Wann wird ein Gesicht gepixelt? (Frage eines Lesers)

Geschrieben am 7. September 2013 von Paul-Josef Raue.

Warum werden Straftäter, auch wenn sie eindeutig gesucht werden und entlarvt sind, in Videos und Fotos oft verpixelt dargestellt?

Ein Leser fragt, in der Samstag-Kolumne antwortet der TA-Chefredakteur:

Solange ein Bürger nur angeklagt und nicht verurteilt ist, gilt die Vermutung der Unschuld. Also dürfen weder Polizei noch Zeitungen die Gesichter zeigen, es sei denn die Angeklagten sind öffentlich bekannte Persönlichkeiten wie beispielsweise der ehemalige Bundespräsident Wulff, der sich bald vor Gericht verantworten muss.

Wäre Wulff ein einfacher, kaum bekannter Bürger, käme sein Bild nicht in die Zeitung – bei einem relativ geringen Vorwurf wie der Vorteilsnahme.

Wer nur für kurze Zeit ins Gefängnis geht, hat auch ein Recht, dass sein Gesicht nicht öffentlich gezeigt wird: Hat er seine Strafe abgesessen, soll er ein normales Leben führen dürfen.
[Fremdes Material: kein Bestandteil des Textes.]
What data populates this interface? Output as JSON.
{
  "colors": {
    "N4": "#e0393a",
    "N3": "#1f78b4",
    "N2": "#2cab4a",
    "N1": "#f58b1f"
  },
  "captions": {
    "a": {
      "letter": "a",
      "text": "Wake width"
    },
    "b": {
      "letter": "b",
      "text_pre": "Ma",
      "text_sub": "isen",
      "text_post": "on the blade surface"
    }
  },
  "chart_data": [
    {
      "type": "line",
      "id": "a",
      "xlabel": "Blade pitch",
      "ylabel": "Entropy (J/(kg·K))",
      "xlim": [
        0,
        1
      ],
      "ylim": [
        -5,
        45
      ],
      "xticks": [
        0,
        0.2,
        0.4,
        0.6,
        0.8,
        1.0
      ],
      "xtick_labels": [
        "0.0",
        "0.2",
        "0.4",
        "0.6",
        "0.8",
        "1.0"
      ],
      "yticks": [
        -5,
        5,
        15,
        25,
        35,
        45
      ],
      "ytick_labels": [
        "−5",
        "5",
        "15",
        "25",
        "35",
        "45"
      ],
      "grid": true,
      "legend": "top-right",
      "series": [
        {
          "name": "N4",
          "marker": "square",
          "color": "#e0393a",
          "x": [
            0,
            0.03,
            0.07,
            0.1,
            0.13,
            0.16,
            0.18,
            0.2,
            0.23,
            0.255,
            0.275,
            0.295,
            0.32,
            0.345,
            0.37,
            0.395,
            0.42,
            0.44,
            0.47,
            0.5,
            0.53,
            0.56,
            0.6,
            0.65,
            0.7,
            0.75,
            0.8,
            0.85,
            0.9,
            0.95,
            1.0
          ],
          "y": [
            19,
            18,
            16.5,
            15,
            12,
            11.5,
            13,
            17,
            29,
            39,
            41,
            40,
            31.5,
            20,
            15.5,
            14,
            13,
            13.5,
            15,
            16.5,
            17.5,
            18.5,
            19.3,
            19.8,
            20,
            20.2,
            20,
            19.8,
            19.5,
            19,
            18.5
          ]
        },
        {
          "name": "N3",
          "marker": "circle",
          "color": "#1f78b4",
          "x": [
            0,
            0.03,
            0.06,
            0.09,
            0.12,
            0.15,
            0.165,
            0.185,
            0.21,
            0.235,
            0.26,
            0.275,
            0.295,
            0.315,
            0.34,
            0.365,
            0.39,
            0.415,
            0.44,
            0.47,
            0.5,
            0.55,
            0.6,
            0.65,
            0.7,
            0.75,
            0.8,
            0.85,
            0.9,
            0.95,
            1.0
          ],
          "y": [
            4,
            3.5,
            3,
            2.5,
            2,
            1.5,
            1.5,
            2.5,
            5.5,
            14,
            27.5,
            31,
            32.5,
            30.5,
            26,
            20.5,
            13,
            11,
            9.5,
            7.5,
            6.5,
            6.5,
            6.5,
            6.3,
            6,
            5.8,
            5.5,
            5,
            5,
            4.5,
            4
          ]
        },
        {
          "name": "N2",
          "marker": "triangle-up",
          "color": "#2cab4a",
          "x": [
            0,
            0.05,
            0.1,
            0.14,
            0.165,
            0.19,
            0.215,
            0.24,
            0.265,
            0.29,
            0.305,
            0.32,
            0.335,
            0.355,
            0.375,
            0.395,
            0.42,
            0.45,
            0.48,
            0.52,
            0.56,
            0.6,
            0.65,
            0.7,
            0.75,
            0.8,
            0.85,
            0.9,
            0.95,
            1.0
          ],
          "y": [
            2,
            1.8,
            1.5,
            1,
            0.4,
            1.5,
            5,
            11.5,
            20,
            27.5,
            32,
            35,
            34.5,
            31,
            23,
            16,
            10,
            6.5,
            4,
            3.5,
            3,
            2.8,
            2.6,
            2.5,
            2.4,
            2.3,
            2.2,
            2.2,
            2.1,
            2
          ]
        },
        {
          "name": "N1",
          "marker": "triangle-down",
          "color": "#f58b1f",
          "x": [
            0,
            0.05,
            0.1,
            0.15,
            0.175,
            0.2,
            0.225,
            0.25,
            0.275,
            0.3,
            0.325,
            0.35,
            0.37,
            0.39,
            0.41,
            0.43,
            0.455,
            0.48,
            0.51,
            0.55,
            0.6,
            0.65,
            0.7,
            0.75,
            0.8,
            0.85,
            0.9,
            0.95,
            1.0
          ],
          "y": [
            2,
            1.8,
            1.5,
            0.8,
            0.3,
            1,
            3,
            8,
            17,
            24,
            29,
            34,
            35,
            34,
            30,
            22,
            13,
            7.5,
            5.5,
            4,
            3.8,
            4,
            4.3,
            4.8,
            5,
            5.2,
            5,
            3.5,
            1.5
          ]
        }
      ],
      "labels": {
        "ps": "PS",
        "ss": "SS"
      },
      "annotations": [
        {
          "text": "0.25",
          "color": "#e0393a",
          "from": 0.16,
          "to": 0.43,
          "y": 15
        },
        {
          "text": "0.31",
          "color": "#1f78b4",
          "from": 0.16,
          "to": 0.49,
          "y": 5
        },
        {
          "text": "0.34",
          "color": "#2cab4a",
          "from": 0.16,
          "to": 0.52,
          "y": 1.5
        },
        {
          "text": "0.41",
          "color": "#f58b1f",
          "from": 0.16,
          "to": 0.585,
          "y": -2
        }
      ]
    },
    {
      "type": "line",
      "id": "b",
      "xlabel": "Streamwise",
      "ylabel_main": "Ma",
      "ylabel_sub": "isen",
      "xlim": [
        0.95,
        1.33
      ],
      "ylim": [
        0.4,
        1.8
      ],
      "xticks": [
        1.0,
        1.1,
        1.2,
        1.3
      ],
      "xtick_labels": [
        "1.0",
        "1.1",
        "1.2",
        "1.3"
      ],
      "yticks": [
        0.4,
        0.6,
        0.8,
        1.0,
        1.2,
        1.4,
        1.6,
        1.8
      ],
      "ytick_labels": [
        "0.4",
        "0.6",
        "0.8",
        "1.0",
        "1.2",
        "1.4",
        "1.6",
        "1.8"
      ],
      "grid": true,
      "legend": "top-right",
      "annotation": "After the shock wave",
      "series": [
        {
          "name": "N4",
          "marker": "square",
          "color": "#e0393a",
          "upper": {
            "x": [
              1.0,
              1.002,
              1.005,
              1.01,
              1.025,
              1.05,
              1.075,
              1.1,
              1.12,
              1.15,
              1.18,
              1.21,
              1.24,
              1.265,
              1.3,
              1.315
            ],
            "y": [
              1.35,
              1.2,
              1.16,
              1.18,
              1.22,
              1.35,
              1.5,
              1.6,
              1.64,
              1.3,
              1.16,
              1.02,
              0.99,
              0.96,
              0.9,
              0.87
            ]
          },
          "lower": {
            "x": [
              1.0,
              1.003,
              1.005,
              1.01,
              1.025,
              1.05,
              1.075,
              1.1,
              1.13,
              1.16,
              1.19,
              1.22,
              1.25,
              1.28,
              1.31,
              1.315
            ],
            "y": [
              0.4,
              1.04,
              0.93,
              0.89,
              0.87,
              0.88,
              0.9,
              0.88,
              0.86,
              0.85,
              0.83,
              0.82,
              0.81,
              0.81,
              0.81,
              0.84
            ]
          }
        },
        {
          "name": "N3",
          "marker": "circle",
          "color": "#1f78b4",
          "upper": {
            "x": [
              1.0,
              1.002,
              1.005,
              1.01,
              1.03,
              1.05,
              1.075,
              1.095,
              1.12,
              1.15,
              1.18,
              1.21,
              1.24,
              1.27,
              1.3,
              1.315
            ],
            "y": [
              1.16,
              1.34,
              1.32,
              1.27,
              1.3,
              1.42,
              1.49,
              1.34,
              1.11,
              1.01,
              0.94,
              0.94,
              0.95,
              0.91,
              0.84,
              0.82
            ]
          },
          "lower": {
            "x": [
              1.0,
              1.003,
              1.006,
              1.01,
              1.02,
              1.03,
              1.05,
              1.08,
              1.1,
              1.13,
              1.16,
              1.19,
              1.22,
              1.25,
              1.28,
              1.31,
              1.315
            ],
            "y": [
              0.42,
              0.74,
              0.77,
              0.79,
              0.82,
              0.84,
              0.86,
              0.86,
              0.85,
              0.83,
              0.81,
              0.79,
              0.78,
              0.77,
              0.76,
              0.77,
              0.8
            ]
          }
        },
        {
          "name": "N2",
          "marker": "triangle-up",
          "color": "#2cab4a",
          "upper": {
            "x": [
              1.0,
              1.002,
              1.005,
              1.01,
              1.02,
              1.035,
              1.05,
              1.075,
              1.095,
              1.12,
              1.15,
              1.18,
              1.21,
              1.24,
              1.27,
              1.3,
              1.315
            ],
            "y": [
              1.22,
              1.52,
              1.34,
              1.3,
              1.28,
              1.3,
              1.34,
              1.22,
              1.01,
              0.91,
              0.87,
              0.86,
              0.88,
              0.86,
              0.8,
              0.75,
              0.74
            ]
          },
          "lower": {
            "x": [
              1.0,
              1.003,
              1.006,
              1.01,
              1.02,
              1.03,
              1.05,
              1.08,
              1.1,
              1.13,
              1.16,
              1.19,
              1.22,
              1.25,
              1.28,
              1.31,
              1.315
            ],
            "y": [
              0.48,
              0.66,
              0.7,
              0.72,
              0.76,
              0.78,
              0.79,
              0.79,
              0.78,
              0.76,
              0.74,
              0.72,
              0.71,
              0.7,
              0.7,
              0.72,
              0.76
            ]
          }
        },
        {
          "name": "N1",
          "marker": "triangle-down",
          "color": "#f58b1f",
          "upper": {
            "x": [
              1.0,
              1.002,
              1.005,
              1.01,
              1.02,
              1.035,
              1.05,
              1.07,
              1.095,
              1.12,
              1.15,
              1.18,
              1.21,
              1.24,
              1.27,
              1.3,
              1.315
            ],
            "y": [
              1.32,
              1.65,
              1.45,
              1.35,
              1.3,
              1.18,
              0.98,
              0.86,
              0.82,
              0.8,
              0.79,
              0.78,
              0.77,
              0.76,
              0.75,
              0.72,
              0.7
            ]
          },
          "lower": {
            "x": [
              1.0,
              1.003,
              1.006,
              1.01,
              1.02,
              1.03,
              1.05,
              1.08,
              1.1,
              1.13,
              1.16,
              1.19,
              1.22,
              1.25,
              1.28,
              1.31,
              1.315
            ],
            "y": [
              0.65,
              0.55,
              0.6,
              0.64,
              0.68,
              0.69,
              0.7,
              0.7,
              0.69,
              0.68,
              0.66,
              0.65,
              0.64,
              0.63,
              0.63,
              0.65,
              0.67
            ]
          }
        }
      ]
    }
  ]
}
Kennen viele Menschen sein Gesicht, wirkt ein Foto wie ein lebenslanger Pranger und eine lebenslange Strafe.

Sucht die Polizei einen mutmaßlichen Gewaltverbrecher, der auf der Flucht ist, gibt sie zur Fahndung ein Foto heraus, das auch von unserer Zeitung gedruckt wird ohne eine Verfremdung des Gesichts.

Unproblematisch ist dies nicht: Im Internet wird dies Foto für alle Zeiten sichtbar sein, auch wenn sich die Unschuld herausstellen sollte.

Dankbar bin ich Ihnen für diese Zeilen am Ende Ihres Briefs:

Die TA schreibt meinen Namen unter meinen Leserbrief, weil ich mit meinem Namen auch zu dem stehe, was ich sage. Das aber beweist meine Naivität. Schlaue Kommentatoren schreiben nämlich unter Pseudonym oder verfassen böse Briefe mit falschem Namen. Leider ist in solchen Fällen eine ehrliche mutige Diskussion nicht möglich.

Ich versichere Ihnen: Sie sind nicht naiv, Sie beweisen im Gegenteil Zivilcourage! Wer sich in die öffentliche Diskussion einmischt, sollte sein Gesicht zeigen – von wenigen Ausnahmen abgesehen, wenn sich ein Leser sorgt um Leib und Leben.

Auch wenn uns ein Leser informiert über Machenschaften, beispielsweise in einer Behörde, dann garantieren wir ihm Anonymität – auch gegenüber Staatsanwalt und Polizei.

Leser, die unter falschem Namen schreiben, sind nicht schlau, vielmehr betrügen sie die anderen Leser unserer Zeitung. Doch kommt dieser Betrug nur sehr selten vor, weil wir in der Regel die Identität prüfen.
Dass Leser mir ihrem guten Namen für ihre Meinung einstehen, ist der große Vorzug der Zeitung vor dem Internet. Dort wird zu oft beleidigt, beschimpft, besudelt – von Menschen, die sich hinter einem Pseudonym verstecken. Ich stelle mir eine Demokratie anders vor, eben so wie wir in der Zeitung miteinander umgehen und diskutieren.